Over 335 Harvard students had signed the pledge, known as the MBA Oath, as of yesterday afternoon, according to organizer Maxwell F. Anderson, a graduating business student. Anderson’s goal is to have 50 percent of the class—or 450 students—sign before graduation on Thursday.
Anderson and a committee of students began organizing a campaign for the oath at a meeting on May 14. Throughout the month, when business students have no class and many are traveling, the committee publicized the oath through email and word-of-mouth.
“What’s blown me away is how many people have signed up,” said Nitin Nohria, a Business School professor who co-authored a 2008 article proposing a business code of ethics. “When [Anderson] first proposed the idea, I said if 100 people sign up before graduation that would be great.”
Several students said they were drawn to taking the pledge due to their personal values and the current economic climate.
“We’re in the midst of an unprecedented financial crisis and it’s hard to place blame,” said Brian S. Elliot, a graduating student who helped publicize the oath. “But, I believe that if business leaders show a stronger commitment to ethical behavior, the avarice that has driven many business decisions in the past might be mitigated in the future.”
Anderson said the push to create an MBA Oath began in earnest after he met with Nohria and his colleague Rakesh Khurana, whose research has focused on reforming management education.
Both professors say they encouraged Anderson to promote the oath as a grassroots initiative.

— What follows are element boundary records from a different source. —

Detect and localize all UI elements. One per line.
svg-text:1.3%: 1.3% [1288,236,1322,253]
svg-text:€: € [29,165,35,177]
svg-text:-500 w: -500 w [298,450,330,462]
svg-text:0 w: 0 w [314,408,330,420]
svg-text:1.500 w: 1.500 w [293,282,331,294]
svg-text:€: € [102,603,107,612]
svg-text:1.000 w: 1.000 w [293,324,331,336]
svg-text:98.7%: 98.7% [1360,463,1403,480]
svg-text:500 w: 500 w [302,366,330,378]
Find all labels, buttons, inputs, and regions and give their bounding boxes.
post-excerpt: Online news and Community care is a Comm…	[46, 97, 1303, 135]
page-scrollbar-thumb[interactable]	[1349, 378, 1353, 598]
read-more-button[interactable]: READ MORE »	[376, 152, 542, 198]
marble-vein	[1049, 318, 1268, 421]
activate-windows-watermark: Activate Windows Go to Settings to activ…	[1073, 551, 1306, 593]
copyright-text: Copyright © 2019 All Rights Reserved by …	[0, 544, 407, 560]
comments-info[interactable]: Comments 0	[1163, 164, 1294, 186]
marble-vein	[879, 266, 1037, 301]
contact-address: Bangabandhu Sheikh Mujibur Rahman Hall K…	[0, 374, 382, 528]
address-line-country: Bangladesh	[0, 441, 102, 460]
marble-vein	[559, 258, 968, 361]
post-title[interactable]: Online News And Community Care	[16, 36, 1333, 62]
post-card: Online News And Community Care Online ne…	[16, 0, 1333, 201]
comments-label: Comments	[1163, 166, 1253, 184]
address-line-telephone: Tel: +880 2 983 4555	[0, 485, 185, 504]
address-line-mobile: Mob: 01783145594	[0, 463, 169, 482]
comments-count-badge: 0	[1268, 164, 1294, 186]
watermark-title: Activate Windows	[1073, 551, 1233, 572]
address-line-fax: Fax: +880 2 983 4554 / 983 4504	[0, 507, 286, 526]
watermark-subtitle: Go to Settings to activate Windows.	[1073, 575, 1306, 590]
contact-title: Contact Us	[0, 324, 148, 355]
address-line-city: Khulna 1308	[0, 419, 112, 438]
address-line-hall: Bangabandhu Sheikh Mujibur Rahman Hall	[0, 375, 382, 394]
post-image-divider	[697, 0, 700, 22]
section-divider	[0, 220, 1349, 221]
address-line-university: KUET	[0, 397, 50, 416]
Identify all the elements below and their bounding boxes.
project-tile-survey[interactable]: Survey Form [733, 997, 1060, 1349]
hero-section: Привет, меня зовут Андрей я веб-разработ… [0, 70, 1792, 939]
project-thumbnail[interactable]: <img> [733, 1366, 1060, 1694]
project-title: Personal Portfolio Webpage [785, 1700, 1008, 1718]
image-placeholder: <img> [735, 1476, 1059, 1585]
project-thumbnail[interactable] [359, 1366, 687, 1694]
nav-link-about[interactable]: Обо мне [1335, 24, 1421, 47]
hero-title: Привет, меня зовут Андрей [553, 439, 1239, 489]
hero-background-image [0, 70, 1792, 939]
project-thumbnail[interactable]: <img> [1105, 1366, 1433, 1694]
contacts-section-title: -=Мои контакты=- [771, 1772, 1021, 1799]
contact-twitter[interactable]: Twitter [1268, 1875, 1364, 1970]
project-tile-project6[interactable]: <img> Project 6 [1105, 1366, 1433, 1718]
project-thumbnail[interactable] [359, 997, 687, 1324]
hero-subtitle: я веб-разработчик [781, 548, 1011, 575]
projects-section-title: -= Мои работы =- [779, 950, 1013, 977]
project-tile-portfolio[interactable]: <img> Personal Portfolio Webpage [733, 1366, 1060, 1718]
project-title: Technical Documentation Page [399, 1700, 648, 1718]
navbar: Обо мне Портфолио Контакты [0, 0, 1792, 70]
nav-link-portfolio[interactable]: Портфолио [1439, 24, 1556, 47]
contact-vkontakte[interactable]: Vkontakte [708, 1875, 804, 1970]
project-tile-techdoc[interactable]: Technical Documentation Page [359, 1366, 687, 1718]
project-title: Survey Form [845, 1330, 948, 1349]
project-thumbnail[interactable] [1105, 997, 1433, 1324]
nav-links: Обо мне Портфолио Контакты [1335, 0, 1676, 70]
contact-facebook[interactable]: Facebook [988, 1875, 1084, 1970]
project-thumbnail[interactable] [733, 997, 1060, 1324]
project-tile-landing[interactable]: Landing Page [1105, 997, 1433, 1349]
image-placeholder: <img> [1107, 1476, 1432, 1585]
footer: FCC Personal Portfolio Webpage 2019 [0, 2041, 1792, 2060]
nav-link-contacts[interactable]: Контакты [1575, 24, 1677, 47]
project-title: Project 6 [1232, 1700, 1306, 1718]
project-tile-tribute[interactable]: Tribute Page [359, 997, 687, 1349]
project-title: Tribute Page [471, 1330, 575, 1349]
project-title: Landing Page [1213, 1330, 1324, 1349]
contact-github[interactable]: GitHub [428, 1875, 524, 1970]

Nohria said the sense of student ownership has helped make the movement successful on campus.
“As often happens with our students, it took us 10 years to write this article and it took students 10 days to put it in a form where something’s happening,” he said.
However, not all reaction to the oath has been positive. On several online forums, posters have argued that the oath represents empty rhetoric.
Yet Anderson said he believes that the oath has value even without an enforcement mechanism.
“The analogy I think of is a marriage vow,” Anderson said. “You take your vow, it doesn’t mean you won’t cheat on them, but we still as a society believe in the power of those vows.”
A public pledge also allows for accountability and the organizers are considering support methods, such as ongoing education and online discussions to support oath-takers, Anderson said.
Though the organizers’ focus has been on Harvard Business School, they have been contacted by schools across the country and the globe, according to Elliot. On Tuesday afternoon, more than 100 of the 450-plus signers listed on the mbaoath.org Web site were from schools other than Harvard.
Student leaders in the Class of 2010 are currently considering how to follow up on this initiative’s success, said Patrick S. Chun ’04, incoming co-president of the HBS Student Association. From discussions with student government leaders at other elite business schools, it is clear that there is a broad desire to make ethics more visible, Chun said.
Khurana said students’ passionate feelings about ethics should start important discussions within HBS and other business schools.
“This is the students saying they want to see a very different type of ethos in business,” Khurana said. “As business educators, we need to think about what this means in a very deep and profound way.”